While driving to early services this morning, I hear news of the latest escalation of sectarian violence in the Middle East—bombings and sniper fire in Gaza; rocket attacks on Israel. Two Palestinian factions—Hamas and Fatah—are at each other’s throats. If the rockets attacks continue, the Israeli government is threatening to take more decisive action.
This brings to mind Mark Twain’s description of a family feud in Huckleberry Finn. In the passage, Buck explains it to Huck like this: “A feud is this way: A man has a quarrel with another man, and kills him; then that other man’s brother kills him; then the other brothers, on both sides, goes for one another; then the cousins chip in—and by and by everbody’s killed off, and there ain’t no more feud. But it’s kind of slow, and takes a long time.”
Last week’s New York Times Sunday magazine (May 13, 2007) carried a story about the millions of Iraqis that have fled the conflict in their country, only to incur continued violence as refugees—in many cases from infighting among themselves—Sunni and Shiite sects. Those who dare to extend a hand to help a fallen foe end up in the morgue, their bodies mutilated. In some cases, it’s a luxury for family members to locate the body of a missing loved one.
The following Sunday, Huck accompanies Buck’s family to church. Members of the other family attend the service as well. Huck reports that “the men took their guns along.” The preaching was “pretty ornery—all about brotherly love, and such-like tiresomeness; but everybody said it was a good sermon, and they all talked it over going home, and had such a powerful lot to say about faith and good works and free grace and preforeordestination, and I don’t know what all, that it did seem to me to be one of the roughest Sundays I had run across yet.”
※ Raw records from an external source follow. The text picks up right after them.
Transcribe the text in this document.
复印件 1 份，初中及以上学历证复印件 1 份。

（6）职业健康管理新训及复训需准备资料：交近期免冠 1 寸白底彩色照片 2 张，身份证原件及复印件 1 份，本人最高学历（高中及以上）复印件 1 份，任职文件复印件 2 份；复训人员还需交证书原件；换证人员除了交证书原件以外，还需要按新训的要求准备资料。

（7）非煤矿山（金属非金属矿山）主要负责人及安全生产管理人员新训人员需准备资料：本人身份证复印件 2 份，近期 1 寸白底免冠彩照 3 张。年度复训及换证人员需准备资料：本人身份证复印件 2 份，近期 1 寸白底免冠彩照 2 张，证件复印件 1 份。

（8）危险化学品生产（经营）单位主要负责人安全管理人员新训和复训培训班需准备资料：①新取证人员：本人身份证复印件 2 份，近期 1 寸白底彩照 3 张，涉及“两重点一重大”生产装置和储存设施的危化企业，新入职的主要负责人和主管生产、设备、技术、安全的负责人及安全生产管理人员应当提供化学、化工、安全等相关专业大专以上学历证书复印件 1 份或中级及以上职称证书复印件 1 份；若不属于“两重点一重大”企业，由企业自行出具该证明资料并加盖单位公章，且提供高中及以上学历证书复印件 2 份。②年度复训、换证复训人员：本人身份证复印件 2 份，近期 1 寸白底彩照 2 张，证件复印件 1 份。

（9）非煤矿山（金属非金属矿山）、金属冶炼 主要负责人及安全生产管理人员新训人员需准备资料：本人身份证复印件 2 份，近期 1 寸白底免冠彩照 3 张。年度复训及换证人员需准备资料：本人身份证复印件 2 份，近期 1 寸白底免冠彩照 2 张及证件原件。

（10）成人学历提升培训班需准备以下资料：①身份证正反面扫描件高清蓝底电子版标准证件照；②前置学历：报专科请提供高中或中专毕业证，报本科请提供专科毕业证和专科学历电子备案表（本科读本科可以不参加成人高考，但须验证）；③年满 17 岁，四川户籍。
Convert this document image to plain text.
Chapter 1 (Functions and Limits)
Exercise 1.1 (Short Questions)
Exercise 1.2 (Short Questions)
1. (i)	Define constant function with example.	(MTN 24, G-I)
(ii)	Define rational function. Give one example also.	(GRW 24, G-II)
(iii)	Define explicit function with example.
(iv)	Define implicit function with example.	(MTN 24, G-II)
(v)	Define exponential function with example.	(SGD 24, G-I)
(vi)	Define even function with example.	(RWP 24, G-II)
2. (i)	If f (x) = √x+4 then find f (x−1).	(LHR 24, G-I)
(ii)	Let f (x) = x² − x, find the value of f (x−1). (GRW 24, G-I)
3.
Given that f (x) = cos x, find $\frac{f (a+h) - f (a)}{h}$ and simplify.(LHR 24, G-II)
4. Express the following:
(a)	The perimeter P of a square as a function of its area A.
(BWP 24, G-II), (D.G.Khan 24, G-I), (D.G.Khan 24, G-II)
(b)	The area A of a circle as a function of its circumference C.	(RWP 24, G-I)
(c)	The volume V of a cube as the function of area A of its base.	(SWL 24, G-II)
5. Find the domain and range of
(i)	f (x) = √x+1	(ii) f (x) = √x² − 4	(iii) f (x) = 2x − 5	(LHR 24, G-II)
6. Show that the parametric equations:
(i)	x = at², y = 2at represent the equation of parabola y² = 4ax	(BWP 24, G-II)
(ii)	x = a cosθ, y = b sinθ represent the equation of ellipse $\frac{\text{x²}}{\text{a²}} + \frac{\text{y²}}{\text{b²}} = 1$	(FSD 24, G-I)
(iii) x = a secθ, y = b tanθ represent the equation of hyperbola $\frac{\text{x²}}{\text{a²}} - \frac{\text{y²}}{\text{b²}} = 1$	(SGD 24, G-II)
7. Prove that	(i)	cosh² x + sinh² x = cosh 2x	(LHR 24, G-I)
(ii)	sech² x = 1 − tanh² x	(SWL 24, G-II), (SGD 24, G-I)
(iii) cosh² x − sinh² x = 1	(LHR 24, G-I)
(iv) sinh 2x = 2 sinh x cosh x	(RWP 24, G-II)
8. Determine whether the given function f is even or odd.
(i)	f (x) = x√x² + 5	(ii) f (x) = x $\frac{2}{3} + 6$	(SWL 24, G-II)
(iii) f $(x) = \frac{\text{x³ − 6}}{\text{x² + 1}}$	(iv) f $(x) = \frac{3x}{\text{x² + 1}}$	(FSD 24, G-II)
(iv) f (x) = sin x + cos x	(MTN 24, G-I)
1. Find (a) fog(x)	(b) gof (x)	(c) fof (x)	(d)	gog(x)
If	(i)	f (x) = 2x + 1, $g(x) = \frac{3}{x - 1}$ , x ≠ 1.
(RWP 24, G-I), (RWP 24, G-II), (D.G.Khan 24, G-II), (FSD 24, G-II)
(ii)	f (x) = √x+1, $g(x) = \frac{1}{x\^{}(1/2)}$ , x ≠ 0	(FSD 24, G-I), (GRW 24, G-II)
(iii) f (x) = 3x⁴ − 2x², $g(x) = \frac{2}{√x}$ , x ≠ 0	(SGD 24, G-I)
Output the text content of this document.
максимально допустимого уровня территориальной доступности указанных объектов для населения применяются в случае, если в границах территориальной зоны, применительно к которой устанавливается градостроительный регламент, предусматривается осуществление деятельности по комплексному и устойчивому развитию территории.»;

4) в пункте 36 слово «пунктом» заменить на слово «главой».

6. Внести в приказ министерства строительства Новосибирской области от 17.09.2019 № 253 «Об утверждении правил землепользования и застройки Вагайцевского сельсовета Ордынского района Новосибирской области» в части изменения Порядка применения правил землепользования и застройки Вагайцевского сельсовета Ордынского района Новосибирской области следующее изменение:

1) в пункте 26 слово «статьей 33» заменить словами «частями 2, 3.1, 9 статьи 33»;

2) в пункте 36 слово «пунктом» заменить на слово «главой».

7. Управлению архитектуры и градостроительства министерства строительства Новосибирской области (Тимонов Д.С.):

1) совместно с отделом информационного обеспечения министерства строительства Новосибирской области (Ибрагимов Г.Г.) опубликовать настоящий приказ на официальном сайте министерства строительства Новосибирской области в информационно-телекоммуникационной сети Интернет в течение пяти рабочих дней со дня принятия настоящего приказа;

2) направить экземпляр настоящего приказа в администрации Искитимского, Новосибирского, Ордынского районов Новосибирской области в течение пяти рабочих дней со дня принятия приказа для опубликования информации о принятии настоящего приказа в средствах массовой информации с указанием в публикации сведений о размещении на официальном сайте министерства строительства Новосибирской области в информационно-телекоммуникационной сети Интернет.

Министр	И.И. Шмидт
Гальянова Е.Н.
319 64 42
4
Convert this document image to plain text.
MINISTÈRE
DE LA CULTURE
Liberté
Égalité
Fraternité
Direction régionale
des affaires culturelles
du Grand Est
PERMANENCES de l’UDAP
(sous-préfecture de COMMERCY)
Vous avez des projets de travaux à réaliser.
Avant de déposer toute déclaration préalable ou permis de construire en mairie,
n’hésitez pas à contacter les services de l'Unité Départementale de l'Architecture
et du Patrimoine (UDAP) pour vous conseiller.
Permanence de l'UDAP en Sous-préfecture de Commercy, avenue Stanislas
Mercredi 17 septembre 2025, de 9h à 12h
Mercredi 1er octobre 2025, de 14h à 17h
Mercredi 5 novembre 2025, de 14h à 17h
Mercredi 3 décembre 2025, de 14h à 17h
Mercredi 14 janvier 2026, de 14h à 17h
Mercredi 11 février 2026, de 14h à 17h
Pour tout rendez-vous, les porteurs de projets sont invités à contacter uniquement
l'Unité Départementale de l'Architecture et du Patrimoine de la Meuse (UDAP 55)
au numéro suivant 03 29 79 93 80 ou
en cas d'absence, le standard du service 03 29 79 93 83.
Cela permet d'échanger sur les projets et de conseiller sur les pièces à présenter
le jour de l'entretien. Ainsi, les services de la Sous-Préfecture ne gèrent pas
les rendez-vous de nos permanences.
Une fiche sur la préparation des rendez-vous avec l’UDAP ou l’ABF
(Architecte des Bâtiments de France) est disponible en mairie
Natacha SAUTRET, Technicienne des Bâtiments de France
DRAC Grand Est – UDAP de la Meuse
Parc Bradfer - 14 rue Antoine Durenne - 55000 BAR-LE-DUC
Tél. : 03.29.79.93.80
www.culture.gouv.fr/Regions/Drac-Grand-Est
Later, after Buck and his father and brothers are killed in a shoot out, Huck flees the scene and is reunited with Jim. The two escape by raft on the river. “I was powerful glad to get away from the feuds,” Huck admits. “You feel mighty free and easy and comfortable on a raft.”
I wish it were that easy to escape the daily reports of violence today. I can only take solace in the words of Dylan Thomas: “After the first death, there is no other.”